Genome sequences can reveal the extent of inbreeding in small populations. Here we present the first genomic characterization of type D killer whales, a distinctive eco/morphotype with a circumpolar, subantarctic distribution. Effective population size is the lowest estimated from any killer whale genome and indicates a severe population bottleneck. Consequently, type D genomes show among the highest level of inbreeding reported for any mammalian species (F_ROH  0.65). Detected recombination events of different haplotypes are up to an order of magnitude rarer than in other killer whale genomes studied to date. Comparison of genomic data from a museum specimen of a type D killer whale that stranded in New Zealand in 1955, with three modern genomes from the Cape Horn area, reveals high covariance and identity-by-state of alleles, suggesting these genomic characteristics and demographic history are shared among different social groups within this morphotype. Limitations to the insights gained in this study stem from the non-independence of the three closely related modern genomes, the short coalescence time of most variation within the genomes, and the nonequilibrium population history which violates the assumptions of many model-based methods. Long-range linkage disequilibrium and extensive runs of homozygosity found in type D genomes provide the potential basis for coupling of genetic barriers to gene flow with other killer whale populations, and the distinctive morphology. 

This alignment is primarily comprised of the 158 unique mitochondrial genome haplotypes from Morin et al. 2015  https://doi.org/10.1111/mec.13284, with the addition of three identical sequences derived from DNA extracted from three type D killer whales as described in the Foote et al. manuscript associated with this submission. The metadata associated with the Morin et al. (2015) dataset are available here: https://datadryad.org/stash/dataset/doi:10.5061/dryad.fm4mk.

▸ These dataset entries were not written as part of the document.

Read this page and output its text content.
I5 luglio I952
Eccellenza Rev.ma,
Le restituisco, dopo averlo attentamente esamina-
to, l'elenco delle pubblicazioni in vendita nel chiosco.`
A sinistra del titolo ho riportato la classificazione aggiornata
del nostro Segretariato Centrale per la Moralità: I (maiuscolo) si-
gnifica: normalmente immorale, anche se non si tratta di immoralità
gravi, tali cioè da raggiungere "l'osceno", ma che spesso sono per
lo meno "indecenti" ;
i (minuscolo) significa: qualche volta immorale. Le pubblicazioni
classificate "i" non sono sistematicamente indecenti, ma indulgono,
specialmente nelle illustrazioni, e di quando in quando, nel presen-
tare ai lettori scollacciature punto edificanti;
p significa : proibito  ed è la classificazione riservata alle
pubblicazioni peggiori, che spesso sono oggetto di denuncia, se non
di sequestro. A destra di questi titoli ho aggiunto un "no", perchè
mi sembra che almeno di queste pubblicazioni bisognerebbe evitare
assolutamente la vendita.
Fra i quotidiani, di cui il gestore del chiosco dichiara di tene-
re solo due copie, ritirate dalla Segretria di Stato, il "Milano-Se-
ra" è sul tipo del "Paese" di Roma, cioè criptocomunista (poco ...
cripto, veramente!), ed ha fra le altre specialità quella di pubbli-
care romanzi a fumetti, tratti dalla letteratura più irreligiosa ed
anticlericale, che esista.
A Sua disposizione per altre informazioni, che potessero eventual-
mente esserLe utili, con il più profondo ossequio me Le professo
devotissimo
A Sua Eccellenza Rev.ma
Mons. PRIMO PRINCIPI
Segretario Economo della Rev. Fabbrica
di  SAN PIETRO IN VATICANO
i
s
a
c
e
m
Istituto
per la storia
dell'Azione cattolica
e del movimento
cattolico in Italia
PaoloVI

Type D mitogenome sequences were generated as follows. Reads were mapped using BWA-MEM to the previously generated mitogenome sequence of the New Zealand type D specimen (accession KF164610; Foote et al. 2013). In a previous study of 139 killer whale mitogenome sequences (Morin et al. 2010), the inclusion of intra- and inter-lab PCR, library build, and sequencing replicates identified inconsistencies in the assembly of polynucleotide repeat regions: one of between nine and 14 Cs in a row (positions 1130–1144 in the original alignment), and another region of seven to eight As in a row (positions 5210–5217). Morin et al. (2010) therefore shortened these to a fixed set of nine Cs and seven As, respectively, to avoid introducing potentially erroneous variation into phylogenetic analysis in that and subsequent follow-up studies (e.g. Foote et al. 2013; Morin et al. 2015). We follow this same conservative approach in our mapping of mitogenomes and identification of sequence variation in this study. 

Foote, A. D., P. A. Morin, R. L. Pitman, M. C. Avila-Arcos, J. W. Durban, A. van Helden, M.-S. Sinding, and T. P. Gilbert. 2013. Mitogenomic insights into a recently described and rarely observed killer whale morphotype. Polar Biology 36:1519–1523.

Morin, P. A., Archer, F. I., Foote, A. D., Vilstrup, J., Allen, E. E., Wade, P., ... & Harkins, T. (2010). Complete mitochondrial genome phylogeographic analysis of killer whales (Orcinus orca) indicates multiple species. Genome research, 20(7), 908-916.